Background
The British, fearing that French control of the Netherlands would result in their controlling the strategically important port of Trincomalee, occupied Dutch possessions in Sri Lanka in 1795. These included not only Trincomalee but Batticaloa, Galle, and Jaffna, as well as the entirety of Sri Lanka's lowlying coastal areas. That the British were determined to expand and control the entirety of the island, and had reformed traditional social structures like the caste system and the rajakariya (lit. "kingwork", labour and or tithes owed to the Kandyan king) added to the tension between them and the independent kingdom of Kandy.
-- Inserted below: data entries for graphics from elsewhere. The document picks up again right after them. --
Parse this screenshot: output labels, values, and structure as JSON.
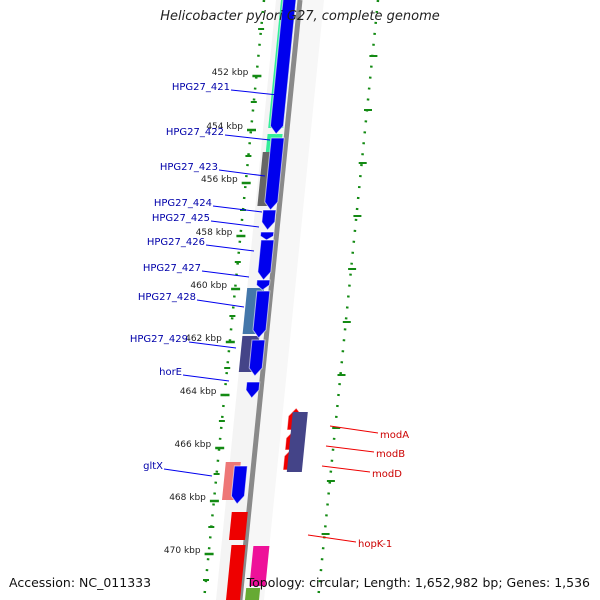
{
  "title": "Helicobacter pylori G27, complete genome",
  "accession": "Accession: NC_011333",
  "topology": "Topology: circular; Length: 1,652,982 bp; Genes: 1,536",
  "colors": {
    "backbone": "#8a8a8a",
    "forward_gene": "#0000ee",
    "reverse_gene": "#ee0000",
    "gene_label": "#0000aa",
    "reverse_label": "#cc0000",
    "tick": "#138a13",
    "ruler_text": "#222222"
  },
  "ruler": {
    "ticks": [
      {
        "label": "452 kbp"
      },
      {
        "label": "454 kbp"
      },
      {
        "label": "456 kbp"
      },
      {
        "label": "458 kbp"
      },
      {
        "label": "460 kbp"
      },
      {
        "label": "462 kbp"
      },
      {
        "label": "464 kbp"
      },
      {
        "label": "466 kbp"
      },
      {
        "label": "468 kbp"
      },
      {
        "label": "470 kbp"
      }
    ]
  },
  "forward_genes": [
    {
      "label": "HPG27_421"
    },
    {
      "label": "HPG27_422"
    },
    {
      "label": "HPG27_423"
    },
    {
      "label": "HPG27_424"
    },
    {
      "label": "HPG27_425"
    },
    {
      "label": "HPG27_426"
    },
    {
      "label": "HPG27_427"
    },
    {
      "label": "HPG27_428"
    },
    {
      "label": "HPG27_429"
    },
    {
      "label": "horE"
    },
    {
      "label": "gltX"
    }
  ],
  "reverse_genes": [
    {
      "label": "modA"
    },
    {
      "label": "modB"
    },
    {
      "label": "modD"
    },
    {
      "label": "hopK-1"
    }
  ]
}
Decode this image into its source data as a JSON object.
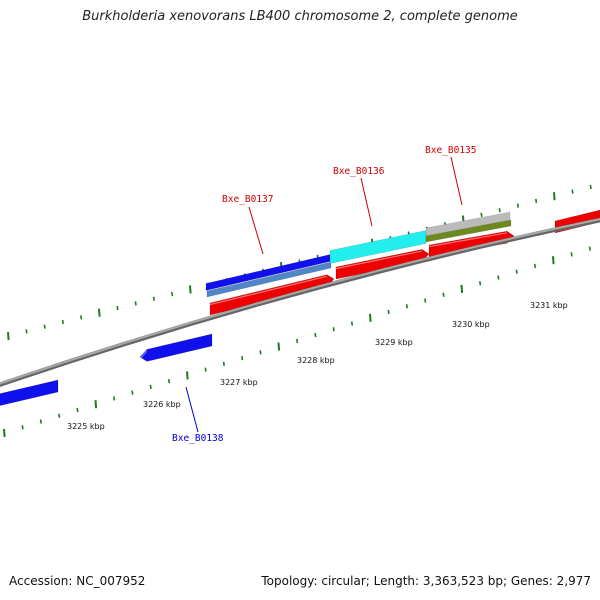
{
  "title": "Burkholderia xenovorans LB400 chromosome 2, complete genome",
  "footer": {
    "accession": "Accession: NC_007952",
    "topology": "Topology: circular; Length: 3,363,523 bp; Genes: 2,977"
  },
  "colors": {
    "backbone": "#8a8a8a",
    "forward_cds": "#ee0000",
    "reverse_cds": "#1010ee",
    "tick": "#1e7a1e",
    "forward_label": "#cc0000",
    "reverse_label": "#0000cc",
    "highlight_cyan": "#22eeee",
    "highlight_gray": "#bbbbbb",
    "highlight_olive": "#6e8a1e",
    "highlight_steel": "#4f86c6"
  },
  "kbp_labels": [
    {
      "text": "3225 kbp"
    },
    {
      "text": "3226 kbp"
    },
    {
      "text": "3227 kbp"
    },
    {
      "text": "3228 kbp"
    },
    {
      "text": "3229 kbp"
    },
    {
      "text": "3230 kbp"
    },
    {
      "text": "3231 kbp"
    }
  ],
  "gene_labels": [
    {
      "text": "Bxe_B0137",
      "strand": "forward"
    },
    {
      "text": "Bxe_B0136",
      "strand": "forward"
    },
    {
      "text": "Bxe_B0135",
      "strand": "forward"
    },
    {
      "text": "Bxe_B0138",
      "strand": "reverse"
    }
  ]
}
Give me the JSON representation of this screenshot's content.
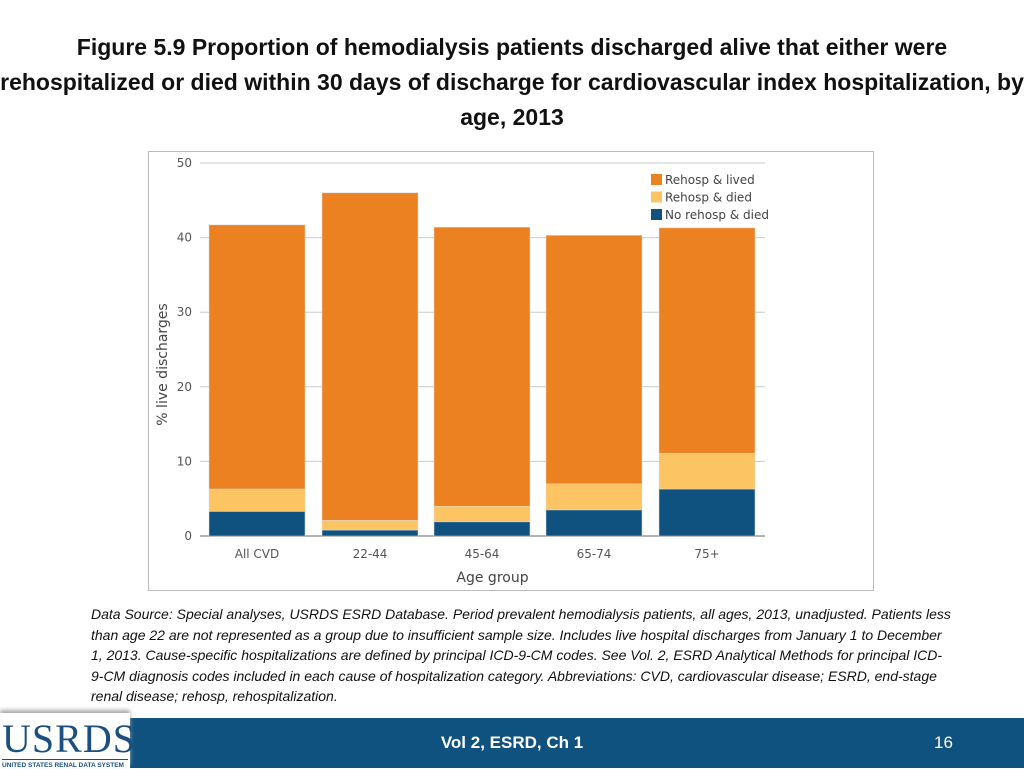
{
  "title": "Figure 5.9 Proportion of hemodialysis patients discharged alive that either were rehospitalized or died within 30 days of discharge for cardiovascular index hospitalization, by age, 2013",
  "chart_data": {
    "type": "bar",
    "stacked": true,
    "categories": [
      "All CVD",
      "22-44",
      "45-64",
      "65-74",
      "75+"
    ],
    "series": [
      {
        "name": "No rehosp & died",
        "color": "#0f5280",
        "values": [
          3.3,
          0.8,
          1.9,
          3.5,
          6.3
        ]
      },
      {
        "name": "Rehosp & died",
        "color": "#fdc463",
        "values": [
          3.0,
          1.3,
          2.1,
          3.5,
          4.8
        ]
      },
      {
        "name": "Rehosp & lived",
        "color": "#ec8121",
        "values": [
          35.4,
          43.9,
          37.4,
          33.3,
          30.2
        ]
      }
    ],
    "xlabel": "Age group",
    "ylabel": "% live discharges",
    "ylim": [
      0,
      50
    ],
    "yticks": [
      0,
      10,
      20,
      30,
      40,
      50
    ],
    "grid": true,
    "legend_position": "top-right"
  },
  "notes": "Data Source: Special analyses, USRDS ESRD Database. Period prevalent hemodialysis patients, all ages, 2013, unadjusted. Patients less than age 22 are not represented as a group due to insufficient sample size. Includes live hospital discharges from January 1 to December 1, 2013. Cause-specific hospitalizations are defined by principal ICD-9-CM codes. See Vol. 2, ESRD Analytical Methods for principal ICD-9-CM diagnosis codes included in each cause of hospitalization category. Abbreviations: CVD, cardiovascular disease; ESRD, end-stage renal disease; rehosp, rehospitalization.",
  "footer": {
    "logo_text": "USRDS",
    "logo_subtext": "UNITED STATES RENAL DATA SYSTEM",
    "center": "Vol 2, ESRD, Ch 1",
    "page": "16"
  }
}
Mountainous central Sri Lanka remained independent, under the rule of the Nayaka kings of Senkadagala. Early British attempts at securing a treaty with mountainous kingdom were rejected. The internal stability of Kandy was shaky, as king Sri Vikrama Rajasinha found himself being constantly undermined and intrigued against by powerful Sinhalese nobles. He also faced a potential usurper in the form of Muttusami, brother-in-law of the previous king Rajadhirajasingha, who had fled to British controlled lands in the early 19th century and had been agitating against the beleaguered king ever since.
The earliest British garrison numbered about 6,000 which was increased through the recruitment of local sepoys, and the forces of the Empire further enjoyed exclusive access to the sea. Kandy, in contrast, had the advantage of being situated in difficult, mountainous terrain, and could also draw on four hundred years of experience resisting European colonists.